I consider it quite challenging to deliver the physical experience of space to a virtual product. If that succeeds though, it can be seen as an example case for many other projects that are still relying on physical spaces. Reportedly, InContext extended their focus to apparel and footwear as well: https://www.globenewswire.com/news-release/2019/04/11/1802848/0/en/InContext-Solutions-Extends-ShopperMX-into-Apparel-and-Footwear.html
It is fascinating though, how immersive VR experiences started to mock real-world environments on such a high level, so they can be used in research to provide evidence for designing physical spaces in the real world.

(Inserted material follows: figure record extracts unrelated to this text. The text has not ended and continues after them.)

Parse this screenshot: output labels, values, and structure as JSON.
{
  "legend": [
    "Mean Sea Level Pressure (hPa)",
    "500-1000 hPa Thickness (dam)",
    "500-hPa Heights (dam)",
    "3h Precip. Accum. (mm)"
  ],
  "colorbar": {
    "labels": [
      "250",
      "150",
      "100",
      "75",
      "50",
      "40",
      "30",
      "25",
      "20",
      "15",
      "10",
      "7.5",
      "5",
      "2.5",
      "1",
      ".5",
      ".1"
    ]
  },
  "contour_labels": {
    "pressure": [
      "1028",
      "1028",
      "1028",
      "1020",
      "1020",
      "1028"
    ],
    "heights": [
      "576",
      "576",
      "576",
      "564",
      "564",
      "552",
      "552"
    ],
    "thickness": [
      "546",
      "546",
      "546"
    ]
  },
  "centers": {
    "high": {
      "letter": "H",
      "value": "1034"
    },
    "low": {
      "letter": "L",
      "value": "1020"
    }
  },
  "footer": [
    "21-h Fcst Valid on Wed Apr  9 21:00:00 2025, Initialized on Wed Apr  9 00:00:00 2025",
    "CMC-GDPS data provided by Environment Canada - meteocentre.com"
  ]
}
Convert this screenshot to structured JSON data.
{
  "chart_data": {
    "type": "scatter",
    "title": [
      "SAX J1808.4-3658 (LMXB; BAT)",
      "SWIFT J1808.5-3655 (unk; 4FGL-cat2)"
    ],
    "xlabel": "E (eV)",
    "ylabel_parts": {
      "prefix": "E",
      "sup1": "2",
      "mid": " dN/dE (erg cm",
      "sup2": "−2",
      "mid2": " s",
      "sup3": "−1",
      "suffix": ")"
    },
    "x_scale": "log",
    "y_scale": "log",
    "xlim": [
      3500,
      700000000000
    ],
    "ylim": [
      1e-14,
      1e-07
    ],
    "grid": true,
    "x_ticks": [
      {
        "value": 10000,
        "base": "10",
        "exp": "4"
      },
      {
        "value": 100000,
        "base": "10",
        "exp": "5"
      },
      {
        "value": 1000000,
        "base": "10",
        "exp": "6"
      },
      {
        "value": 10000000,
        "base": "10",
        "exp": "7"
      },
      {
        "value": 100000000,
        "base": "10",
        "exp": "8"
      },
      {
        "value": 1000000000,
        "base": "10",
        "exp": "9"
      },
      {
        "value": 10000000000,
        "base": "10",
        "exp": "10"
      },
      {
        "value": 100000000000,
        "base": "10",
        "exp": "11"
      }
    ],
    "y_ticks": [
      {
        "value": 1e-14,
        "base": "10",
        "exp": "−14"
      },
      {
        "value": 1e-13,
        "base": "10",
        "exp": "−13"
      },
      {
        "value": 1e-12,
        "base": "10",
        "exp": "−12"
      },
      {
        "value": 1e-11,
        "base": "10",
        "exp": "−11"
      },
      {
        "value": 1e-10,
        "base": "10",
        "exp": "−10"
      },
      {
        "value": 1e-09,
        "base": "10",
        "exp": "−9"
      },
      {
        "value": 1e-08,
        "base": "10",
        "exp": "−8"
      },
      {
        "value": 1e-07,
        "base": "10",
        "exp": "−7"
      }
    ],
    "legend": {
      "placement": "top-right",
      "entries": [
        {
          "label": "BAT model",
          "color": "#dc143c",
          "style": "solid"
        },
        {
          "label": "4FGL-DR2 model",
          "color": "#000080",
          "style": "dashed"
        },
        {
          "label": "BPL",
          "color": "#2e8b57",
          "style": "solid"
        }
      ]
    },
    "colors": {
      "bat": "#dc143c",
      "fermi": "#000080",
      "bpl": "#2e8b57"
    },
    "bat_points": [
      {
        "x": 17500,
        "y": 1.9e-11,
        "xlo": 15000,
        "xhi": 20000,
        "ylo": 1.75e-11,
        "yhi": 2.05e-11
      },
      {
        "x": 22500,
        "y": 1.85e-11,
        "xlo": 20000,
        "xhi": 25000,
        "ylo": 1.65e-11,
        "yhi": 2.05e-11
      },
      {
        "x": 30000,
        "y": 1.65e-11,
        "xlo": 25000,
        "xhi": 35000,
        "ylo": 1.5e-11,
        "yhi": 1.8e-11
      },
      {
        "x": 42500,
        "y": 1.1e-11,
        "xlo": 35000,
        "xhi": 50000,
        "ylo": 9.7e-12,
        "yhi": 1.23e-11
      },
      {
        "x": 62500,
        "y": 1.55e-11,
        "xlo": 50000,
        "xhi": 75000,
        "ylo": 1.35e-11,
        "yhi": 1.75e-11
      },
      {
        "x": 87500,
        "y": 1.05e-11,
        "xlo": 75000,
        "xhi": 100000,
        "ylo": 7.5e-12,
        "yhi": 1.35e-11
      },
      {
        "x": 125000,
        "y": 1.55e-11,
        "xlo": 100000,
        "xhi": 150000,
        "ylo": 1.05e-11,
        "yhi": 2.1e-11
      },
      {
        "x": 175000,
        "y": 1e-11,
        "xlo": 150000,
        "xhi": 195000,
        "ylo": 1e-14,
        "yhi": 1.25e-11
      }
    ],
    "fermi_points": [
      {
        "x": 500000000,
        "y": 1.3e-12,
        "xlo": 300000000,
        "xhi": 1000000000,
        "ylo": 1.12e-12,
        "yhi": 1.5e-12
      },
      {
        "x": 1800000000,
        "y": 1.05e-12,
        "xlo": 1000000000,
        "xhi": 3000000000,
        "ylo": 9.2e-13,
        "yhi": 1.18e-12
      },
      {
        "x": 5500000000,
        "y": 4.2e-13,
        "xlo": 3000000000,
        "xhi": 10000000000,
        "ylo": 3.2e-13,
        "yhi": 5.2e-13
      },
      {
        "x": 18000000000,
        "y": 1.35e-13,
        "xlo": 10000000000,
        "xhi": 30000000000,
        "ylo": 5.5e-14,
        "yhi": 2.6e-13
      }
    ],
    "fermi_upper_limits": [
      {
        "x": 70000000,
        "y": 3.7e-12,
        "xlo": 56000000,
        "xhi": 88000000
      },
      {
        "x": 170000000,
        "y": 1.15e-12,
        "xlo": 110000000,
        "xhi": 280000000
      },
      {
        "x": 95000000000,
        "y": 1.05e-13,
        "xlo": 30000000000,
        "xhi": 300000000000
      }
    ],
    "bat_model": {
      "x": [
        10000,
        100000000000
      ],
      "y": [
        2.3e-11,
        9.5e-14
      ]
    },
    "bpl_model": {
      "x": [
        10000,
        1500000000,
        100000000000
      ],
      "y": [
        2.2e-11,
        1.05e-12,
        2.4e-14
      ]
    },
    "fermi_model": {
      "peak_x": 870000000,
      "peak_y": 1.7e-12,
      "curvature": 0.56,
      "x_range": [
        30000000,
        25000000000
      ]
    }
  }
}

Yet at the same time by designing the virtual environment already, this carries another opportunity: Deploying this VR experience to the customers, e.g. for online shopping.
💡
Who says, that the way we do our online (grocery) shopping nowadays (using websites, apps & web-apps), is the end of innovation?
 
In this German TV series "Richtung 2000" from 1972, the imagination on how to do grocery shopping in the future is quite interesting to see. The selection of articles does not happen by using a typical webshop environment, but as they say using a "wireless household dashboard" and a scrolling supermarket shelf displayed on the tv.
Video preview

2.7 Conclusion: Why InContext is meaningful to me

Explain why you find this project interesting
As someone with tech / marketing background, I considered the Albert Heijn example very interesting from a data-driven point of view.
Besides that, I often took part in market research studies in the city when I used to be a child. The research institutes usually had fully furnished indoor test supermarkets where mainly Ferrero tested the exposure and resonance of new products in the PoS (Point-of-sale) context.
Bringing this experience from the physical to the virtual space, potentially enables companies to do more efficient testing and qualitative research on scale, - without the need of having extensive testing environments and relying on manual recruiting on the street.
Overall this approach looks very interesting basically as the A/B testing - counterpart for retail space It enables companies to test different shelf & product arrangements across their (local) target audiences.
 
 
Yet again I really see a potential to use the virtual environment for tailored online shopping experiences as well, as there are local differences regarding the arrangement, placement and pricing of articles (based on where customers live - normal or rather posh areas). By offering a gamified VR shopping experience, that is in the best case tailored to the individual customer this might become an interesting shopping option for the future.
However I am a bit doubtful on how the experience really is, whether the experience in the real environment carries side-aspects such as audiovisual that can't be reflected 100% by using VR.